Sarah menggigit bibirnya,"Aku mau bercinta denganmu sekarang!"
Mau tak mau Alex terbahak mendengar itu. Itu adalah hal paling langka yang pernah ia dengar. Secara terang-terangan Sarah berteriak seperti itu? Dia wanita yang berani rupanya.
"Tidak sekarang, baby. Aku harus mandi dulu lalu makan malam dan--"
"Kau menolak ku?" Tanyanya kemudian. Sarah bisa merasakan air matanya mulai mengalir deras seiring dengan wajah Alex yang seperti menahan tawanya.

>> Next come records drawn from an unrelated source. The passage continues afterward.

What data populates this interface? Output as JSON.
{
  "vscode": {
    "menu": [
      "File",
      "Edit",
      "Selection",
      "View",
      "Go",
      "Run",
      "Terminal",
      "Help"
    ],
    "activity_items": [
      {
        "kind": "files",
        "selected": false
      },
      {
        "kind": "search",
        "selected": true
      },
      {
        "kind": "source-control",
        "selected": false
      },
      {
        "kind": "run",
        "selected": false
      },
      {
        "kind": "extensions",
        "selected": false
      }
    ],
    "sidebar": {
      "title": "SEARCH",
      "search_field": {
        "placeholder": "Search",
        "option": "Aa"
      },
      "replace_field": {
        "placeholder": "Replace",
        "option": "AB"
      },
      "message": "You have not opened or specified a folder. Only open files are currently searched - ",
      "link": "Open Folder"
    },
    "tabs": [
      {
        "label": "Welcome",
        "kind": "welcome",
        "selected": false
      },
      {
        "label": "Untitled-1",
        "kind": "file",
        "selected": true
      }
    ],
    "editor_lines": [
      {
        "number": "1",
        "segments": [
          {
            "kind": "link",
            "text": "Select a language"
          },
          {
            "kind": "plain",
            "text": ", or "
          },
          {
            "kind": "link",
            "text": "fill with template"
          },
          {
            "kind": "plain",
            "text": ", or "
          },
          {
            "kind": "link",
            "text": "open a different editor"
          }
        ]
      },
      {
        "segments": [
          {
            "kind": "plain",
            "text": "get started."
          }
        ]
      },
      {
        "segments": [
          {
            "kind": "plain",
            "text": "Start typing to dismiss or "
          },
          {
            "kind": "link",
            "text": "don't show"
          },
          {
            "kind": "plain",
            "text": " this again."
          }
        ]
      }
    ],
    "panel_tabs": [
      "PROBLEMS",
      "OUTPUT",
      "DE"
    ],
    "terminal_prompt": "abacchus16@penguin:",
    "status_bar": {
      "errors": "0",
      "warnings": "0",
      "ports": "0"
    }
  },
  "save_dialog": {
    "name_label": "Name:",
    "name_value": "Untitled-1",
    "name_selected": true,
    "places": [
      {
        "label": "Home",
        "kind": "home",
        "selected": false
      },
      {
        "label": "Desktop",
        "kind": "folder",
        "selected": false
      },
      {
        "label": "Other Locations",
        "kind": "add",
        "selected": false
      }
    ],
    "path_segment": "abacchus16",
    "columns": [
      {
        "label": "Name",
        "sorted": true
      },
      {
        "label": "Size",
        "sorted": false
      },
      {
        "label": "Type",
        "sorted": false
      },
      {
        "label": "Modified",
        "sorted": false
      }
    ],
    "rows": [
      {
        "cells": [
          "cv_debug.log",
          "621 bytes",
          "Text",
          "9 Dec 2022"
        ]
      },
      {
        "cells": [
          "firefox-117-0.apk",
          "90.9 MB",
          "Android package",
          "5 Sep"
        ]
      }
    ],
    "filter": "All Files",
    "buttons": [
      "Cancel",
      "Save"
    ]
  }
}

"Sarah, kau bercanda kan? Kau menangis?" Alex menahan dirinya sendiri untuk tak tertawa.
Alex lalu menggeleng kecil, dia membiarkan kemejanya sudah tidak terkancing dengan rapi lalu berjalan mendekati Sarah. Dia berhenti di depan wanita itu lalu mengusap kedua matanya yang basah.
"Kau manis sekali, Sarah. Terlihat lugu dan menggairahkan disaat yang bersamaan."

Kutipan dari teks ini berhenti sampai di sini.